Sixty years after its release, I Am Cuba stands as a landmark film that is both formally audacious and radically political. Across four stories, we follow several inhabitants of Cuba and bear witness to their plight, as an omnipotent narrator (credited as being “the voice of Cuba”) illustrates the state of the country.

The first story centers around a prostitute named Maria and illustrates the contrast between the destitute circumstances of Cuban citizens compared to the lavish and outlandish lifestyle of the upper-class Americans inhabiting the country’s bars and clubs. It is in this sequence that we get the first of many breathtaking and vertiginous tracking shots featured in the film, the first of which begins on a rooftop where a beauty contest is taking place, scaling down the entire building before descending into the swimming pool.

Sergei Urusevsky’s cinematography is arguably some of the most stunning of the 20th century. The visual acrobatics on display throughout the film sublimely shape our perception of the events that occur. Similar to Urusevsky’s work on Kalatozov’s 1957 Palme d’Or winner The Cranes Are Flying, the camera is almost a character itself, giving the film an intrinsically rebellious personality.

The film is full of bravura long takes, in which the camera whips and pans around the given environment, exploring the crevices of each situation it finds itself in. Perhaps the most well-known moment in the film is a funeral procession in the third story, where the body of a university student is carried through the streets as the camera continuously tracks up a building, passes through a window, and finally hovers above the streets as thousands of protesters march along with the Cuban flag.

Interestingly, once the film was completed, many crew members weren’t satisfied with the final product. In the feature-length Brazilian documentary included within Criterion’s physical release, I Am Cuba: The Siberian Mammoth (dir. Vicente Ferraz), several crew members complained that they found the film’s use of voiceover to be overbearing, and that the film’s image preceded its content. It would take the collapse of the USSR for the film to finally be seen again, and from then, a newfound appreciation for this revolutionary behemoth would emerge.

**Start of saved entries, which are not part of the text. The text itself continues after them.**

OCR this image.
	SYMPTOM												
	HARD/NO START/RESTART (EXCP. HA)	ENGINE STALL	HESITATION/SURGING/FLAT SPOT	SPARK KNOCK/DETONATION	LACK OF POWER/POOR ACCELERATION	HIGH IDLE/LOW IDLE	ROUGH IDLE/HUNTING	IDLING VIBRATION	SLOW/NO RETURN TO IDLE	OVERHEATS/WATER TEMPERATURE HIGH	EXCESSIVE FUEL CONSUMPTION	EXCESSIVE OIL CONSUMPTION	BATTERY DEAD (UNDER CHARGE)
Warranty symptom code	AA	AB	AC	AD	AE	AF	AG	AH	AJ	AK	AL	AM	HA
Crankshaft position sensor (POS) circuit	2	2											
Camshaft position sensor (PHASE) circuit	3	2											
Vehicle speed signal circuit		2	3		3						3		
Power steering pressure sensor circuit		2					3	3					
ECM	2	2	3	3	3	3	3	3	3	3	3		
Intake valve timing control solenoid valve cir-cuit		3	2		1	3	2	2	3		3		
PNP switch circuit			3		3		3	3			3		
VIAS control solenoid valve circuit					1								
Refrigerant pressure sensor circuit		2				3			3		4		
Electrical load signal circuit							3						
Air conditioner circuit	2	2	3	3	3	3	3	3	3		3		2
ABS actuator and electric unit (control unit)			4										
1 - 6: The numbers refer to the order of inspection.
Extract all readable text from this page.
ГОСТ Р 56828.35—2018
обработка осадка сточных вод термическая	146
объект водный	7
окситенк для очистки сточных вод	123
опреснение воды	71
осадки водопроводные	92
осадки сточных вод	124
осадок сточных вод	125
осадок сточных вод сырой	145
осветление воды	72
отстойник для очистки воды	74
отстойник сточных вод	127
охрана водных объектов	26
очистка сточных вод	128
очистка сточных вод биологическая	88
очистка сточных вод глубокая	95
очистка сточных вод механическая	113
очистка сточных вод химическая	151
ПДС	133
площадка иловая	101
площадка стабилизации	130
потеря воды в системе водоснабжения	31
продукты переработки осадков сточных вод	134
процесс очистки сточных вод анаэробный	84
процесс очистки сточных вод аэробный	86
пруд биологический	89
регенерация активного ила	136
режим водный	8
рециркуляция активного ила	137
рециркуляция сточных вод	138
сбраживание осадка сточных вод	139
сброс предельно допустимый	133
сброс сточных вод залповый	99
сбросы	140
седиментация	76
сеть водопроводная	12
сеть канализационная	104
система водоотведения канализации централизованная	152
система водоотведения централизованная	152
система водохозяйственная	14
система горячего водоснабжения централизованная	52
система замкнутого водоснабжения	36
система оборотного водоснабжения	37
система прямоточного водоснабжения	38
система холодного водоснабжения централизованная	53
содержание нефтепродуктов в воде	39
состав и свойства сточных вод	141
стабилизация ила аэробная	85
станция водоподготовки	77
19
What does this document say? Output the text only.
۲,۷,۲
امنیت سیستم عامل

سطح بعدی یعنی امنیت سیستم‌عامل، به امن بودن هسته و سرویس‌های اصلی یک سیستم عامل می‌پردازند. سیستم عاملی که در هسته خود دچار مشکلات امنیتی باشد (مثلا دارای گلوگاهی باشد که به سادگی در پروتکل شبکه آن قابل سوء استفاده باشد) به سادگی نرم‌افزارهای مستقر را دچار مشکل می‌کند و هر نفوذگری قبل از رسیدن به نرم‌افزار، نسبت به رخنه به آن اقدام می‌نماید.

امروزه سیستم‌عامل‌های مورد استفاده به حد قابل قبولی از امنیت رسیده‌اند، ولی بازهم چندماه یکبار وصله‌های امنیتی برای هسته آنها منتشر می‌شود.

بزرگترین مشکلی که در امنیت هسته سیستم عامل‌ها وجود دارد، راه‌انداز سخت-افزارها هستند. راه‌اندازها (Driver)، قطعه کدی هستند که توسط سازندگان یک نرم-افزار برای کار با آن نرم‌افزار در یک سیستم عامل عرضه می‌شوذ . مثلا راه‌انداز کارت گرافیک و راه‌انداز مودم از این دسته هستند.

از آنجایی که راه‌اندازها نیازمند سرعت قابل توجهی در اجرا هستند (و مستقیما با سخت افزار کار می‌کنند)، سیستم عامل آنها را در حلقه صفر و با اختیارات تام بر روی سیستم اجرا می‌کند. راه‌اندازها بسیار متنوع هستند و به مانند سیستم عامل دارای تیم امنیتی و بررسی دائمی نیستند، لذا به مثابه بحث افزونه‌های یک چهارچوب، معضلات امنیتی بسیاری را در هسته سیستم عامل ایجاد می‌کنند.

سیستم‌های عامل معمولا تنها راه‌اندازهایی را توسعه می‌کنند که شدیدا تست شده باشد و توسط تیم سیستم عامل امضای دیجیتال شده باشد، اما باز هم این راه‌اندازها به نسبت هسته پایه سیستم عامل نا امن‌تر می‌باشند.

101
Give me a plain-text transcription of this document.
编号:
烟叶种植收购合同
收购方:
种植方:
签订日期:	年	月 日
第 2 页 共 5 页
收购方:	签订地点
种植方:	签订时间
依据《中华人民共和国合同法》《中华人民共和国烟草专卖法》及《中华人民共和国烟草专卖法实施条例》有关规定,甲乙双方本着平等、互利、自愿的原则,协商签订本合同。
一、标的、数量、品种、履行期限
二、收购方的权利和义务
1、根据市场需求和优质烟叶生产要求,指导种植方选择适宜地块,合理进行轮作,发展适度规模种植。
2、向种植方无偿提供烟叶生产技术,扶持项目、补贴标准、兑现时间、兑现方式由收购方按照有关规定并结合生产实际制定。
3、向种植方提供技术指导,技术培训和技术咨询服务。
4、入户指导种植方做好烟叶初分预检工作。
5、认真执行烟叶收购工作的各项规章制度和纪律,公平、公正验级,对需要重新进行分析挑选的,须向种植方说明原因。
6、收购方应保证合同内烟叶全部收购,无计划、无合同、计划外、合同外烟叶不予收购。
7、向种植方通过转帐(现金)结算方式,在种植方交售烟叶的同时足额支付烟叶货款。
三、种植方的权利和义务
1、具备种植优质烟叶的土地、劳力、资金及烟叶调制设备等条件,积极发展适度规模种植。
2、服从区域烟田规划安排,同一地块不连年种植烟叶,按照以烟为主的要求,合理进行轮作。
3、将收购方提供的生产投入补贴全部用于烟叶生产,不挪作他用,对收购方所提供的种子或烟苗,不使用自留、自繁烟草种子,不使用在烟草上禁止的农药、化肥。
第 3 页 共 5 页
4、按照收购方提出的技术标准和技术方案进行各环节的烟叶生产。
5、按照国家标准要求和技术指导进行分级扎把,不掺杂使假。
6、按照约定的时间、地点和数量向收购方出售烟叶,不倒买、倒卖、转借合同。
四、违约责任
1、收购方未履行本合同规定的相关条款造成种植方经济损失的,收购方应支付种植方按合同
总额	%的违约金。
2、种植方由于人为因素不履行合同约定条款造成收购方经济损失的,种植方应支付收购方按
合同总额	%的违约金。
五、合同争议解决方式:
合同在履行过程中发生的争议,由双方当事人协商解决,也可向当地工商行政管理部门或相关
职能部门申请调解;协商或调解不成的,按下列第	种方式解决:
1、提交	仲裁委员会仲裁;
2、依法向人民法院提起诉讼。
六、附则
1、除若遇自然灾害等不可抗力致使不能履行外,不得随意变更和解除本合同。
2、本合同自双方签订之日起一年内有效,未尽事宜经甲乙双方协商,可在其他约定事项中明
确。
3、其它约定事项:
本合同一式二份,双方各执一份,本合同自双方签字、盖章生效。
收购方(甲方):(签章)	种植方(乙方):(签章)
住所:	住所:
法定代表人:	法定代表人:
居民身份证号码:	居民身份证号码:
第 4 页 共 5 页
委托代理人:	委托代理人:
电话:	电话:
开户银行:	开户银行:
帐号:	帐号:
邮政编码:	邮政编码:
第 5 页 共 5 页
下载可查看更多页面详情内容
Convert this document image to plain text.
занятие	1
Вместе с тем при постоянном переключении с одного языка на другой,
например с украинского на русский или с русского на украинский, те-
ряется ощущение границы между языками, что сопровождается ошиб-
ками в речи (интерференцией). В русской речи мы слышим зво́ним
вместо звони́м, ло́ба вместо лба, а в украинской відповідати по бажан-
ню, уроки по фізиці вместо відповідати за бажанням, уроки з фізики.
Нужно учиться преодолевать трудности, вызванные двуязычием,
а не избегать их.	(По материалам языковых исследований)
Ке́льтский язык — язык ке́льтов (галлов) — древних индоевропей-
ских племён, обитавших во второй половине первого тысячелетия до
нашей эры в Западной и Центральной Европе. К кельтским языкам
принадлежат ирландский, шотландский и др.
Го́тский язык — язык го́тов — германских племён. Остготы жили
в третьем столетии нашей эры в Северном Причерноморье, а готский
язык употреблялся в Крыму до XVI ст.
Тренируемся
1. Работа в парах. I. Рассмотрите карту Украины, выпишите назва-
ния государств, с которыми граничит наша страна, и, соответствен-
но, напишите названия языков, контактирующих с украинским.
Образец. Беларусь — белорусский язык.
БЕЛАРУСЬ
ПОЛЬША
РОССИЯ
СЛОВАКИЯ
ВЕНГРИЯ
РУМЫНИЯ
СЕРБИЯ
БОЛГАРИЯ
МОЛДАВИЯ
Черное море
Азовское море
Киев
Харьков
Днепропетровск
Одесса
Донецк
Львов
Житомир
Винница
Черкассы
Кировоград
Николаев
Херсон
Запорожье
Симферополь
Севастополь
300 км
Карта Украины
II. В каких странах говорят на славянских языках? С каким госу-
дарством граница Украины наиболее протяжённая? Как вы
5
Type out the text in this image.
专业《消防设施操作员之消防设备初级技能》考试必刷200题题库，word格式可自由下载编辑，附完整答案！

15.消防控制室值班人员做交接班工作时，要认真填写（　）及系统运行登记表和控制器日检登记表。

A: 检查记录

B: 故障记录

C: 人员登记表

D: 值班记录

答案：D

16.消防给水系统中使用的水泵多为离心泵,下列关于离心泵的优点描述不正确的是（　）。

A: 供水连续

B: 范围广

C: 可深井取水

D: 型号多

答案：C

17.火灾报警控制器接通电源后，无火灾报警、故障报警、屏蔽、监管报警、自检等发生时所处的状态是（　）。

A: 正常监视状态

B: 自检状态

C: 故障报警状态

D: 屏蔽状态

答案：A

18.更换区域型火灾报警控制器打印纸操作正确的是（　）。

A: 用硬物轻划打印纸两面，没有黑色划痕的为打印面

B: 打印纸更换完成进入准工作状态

Criterion’s new, 4K edition of this extraordinary film also features perspectives from directors Bradford Young and Martin Scorsese, who imbue their own personal experiences of what the film means to them along with noting the cultural significance it has held over the past half century. I Am Cuba is a Molotov cocktail of a film that demands to be seen for its bombastic depiction of a country on the brink of revolution. For cinephiles who haven’t seen I Am Cuba, you owe yourself the opportunity to see one of the most freewheeling, rebellious films ever made in stunning 4K.